The rose means more than “I love you”
Sure, we all know the meaning of a red rose, right? Whether receiving a single rose or a bouquet of long stemmed roses, most will agree in it’s universal meaning as a symbol of “love”. Have you ever wondered how that came to be? Of all the beautiful flowers in the world, why the rose and not a tulip, carnation or even a rose of a different hue? The answers may not only surprise you, but impress upon you the significance in history of a simple, single flower.

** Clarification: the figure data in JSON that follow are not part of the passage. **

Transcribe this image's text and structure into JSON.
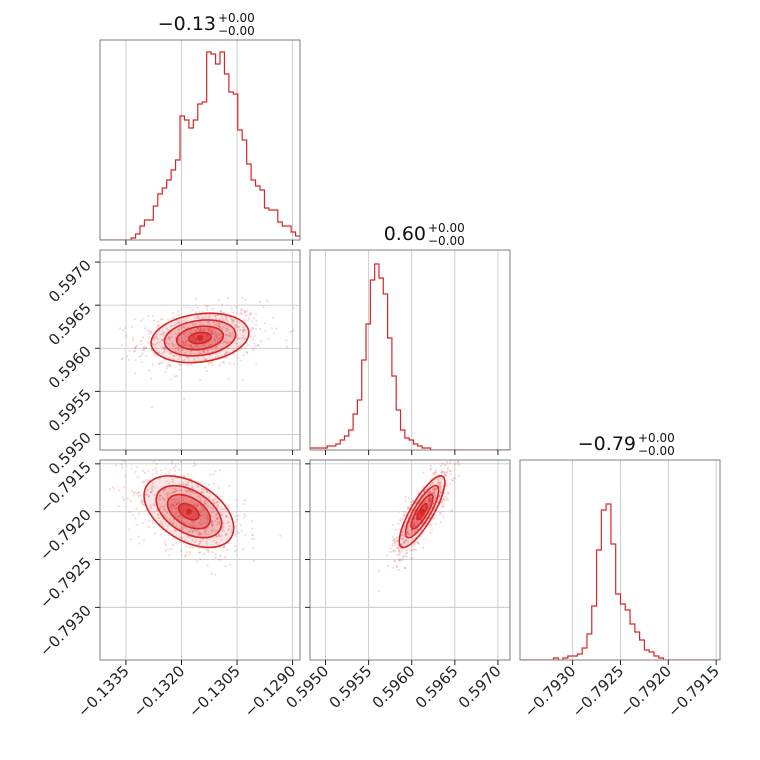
{
  "chart_data": {
    "type": "corner",
    "color": "#d62728",
    "parameters": [
      {
        "title": "−0.13",
        "title_sup": "+0.00",
        "title_sub": "−0.00",
        "range": [
          -0.1342,
          -0.1288
        ],
        "ticks": [
          -0.1335,
          -0.132,
          -0.1305,
          -0.129
        ],
        "tick_labels": [
          "−0.1335",
          "−0.1320",
          "−0.1305",
          "−0.1290"
        ],
        "hist_start": -0.1342,
        "hist_step": 0.00012,
        "hist": [
          0,
          0,
          0,
          0,
          0,
          0,
          0,
          0.01,
          0.03,
          0.07,
          0.1,
          0.1,
          0.17,
          0.23,
          0.26,
          0.3,
          0.35,
          0.4,
          0.62,
          0.6,
          0.56,
          0.6,
          0.68,
          0.69,
          0.94,
          0.93,
          0.88,
          0.94,
          0.83,
          0.74,
          0.73,
          0.55,
          0.5,
          0.38,
          0.3,
          0.27,
          0.25,
          0.16,
          0.15,
          0.15,
          0.09,
          0.07,
          0.07,
          0.04,
          0.02,
          0.01,
          0.01,
          0,
          0,
          0,
          0,
          0,
          0,
          0
        ]
      },
      {
        "title": "0.60",
        "title_sup": "+0.00",
        "title_sub": "−0.00",
        "range": [
          0.59482,
          0.59714
        ],
        "ticks": [
          0.595,
          0.5955,
          0.596,
          0.5965,
          0.597
        ],
        "tick_labels": [
          "0.5950",
          "0.5955",
          "0.5960",
          "0.5965",
          "0.5970"
        ],
        "hist_start": 0.59482,
        "hist_step": 5e-05,
        "hist": [
          0.01,
          0.01,
          0.01,
          0.01,
          0.02,
          0.02,
          0.03,
          0.05,
          0.07,
          0.1,
          0.18,
          0.25,
          0.45,
          0.63,
          0.85,
          0.93,
          0.86,
          0.78,
          0.56,
          0.37,
          0.2,
          0.1,
          0.06,
          0.05,
          0.03,
          0.02,
          0.01,
          0.01,
          0,
          0,
          0,
          0,
          0,
          0,
          0,
          0,
          0,
          0,
          0,
          0,
          0,
          0,
          0,
          0,
          0,
          0,
          0,
          0
        ]
      },
      {
        "title": "−0.79",
        "title_sup": "+0.00",
        "title_sub": "−0.00",
        "range": [
          -0.79355,
          -0.79146
        ],
        "ticks": [
          -0.793,
          -0.7925,
          -0.792,
          -0.7915
        ],
        "tick_labels": [
          "−0.7930",
          "−0.7925",
          "−0.7920",
          "−0.7915"
        ],
        "hist_start": -0.79355,
        "hist_step": 5e-05,
        "hist": [
          0,
          0,
          0,
          0,
          0,
          0,
          0,
          0.01,
          0,
          0.01,
          0.02,
          0.02,
          0.03,
          0.06,
          0.13,
          0.27,
          0.55,
          0.75,
          0.78,
          0.58,
          0.33,
          0.28,
          0.25,
          0.18,
          0.14,
          0.1,
          0.05,
          0.04,
          0.02,
          0.01,
          0,
          0,
          0,
          0,
          0,
          0,
          0,
          0,
          0,
          0,
          0,
          0,
          0
        ]
      }
    ],
    "pairs": [
      {
        "x": 0,
        "y": 1,
        "center": [
          -0.1315,
          0.59612
        ],
        "spread": [
          0.0006,
          0.00013
        ],
        "rho": 0.2
      },
      {
        "x": 0,
        "y": 2,
        "center": [
          -0.1318,
          -0.792
        ],
        "spread": [
          0.00055,
          0.00017
        ],
        "rho": -0.45
      },
      {
        "x": 1,
        "y": 2,
        "center": [
          0.59612,
          -0.792
        ],
        "spread": [
          0.00012,
          0.00017
        ],
        "rho": 0.82
      }
    ],
    "contour_levels": [
      0.8,
      0.55,
      0.3,
      0.12
    ],
    "grid": true
  }
}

“In Victorian times, bouquets called “tussie-mussies” were given by suitors to young women; the arrangement changing as the relationship progressed, giving the intended clues as to the present standing of the relationship. Two roses, taped together was a sign of an engagement but if full in bloom and placed over two single buds it signified secrecy.
The spiritual meaning of the rose can be traced to prehistoric times, as petrified wreaths have been uncovered in ancient Egyptian tombs. The Romans and Greeks too, worshiped the rose, and were especially fond of the aroma, using petals to fragrance themselves and their bathwater.
Many species were brought to Europe by the Crusaders. In fact, England chose the rose as their national emblem.
In mythology, Aphrodite, the Greek goddess of love, was often depicted wearing roses around her feet, neck and head. In numerology, three roses indicates love, life and light; eight petals a message of rebirth and renewal and seven a symbol of universal understanding and order.
In religion too, a rose bush it is said grew at the site of Christ’s death and the Catholic rosary was originally a string of 150 dried roses.
In the Tarot, the rose is a symbol of balance. It’s beauty represents hope, new beginnings and a promise of sorts.
Looking back in history, the rose has clearly defined its magical essence. It’s timeless, beautiful and most importantly, means much more than “I love you”. For these reasons and more FCW suggests that you consider adding the rose into your flower arrangements.”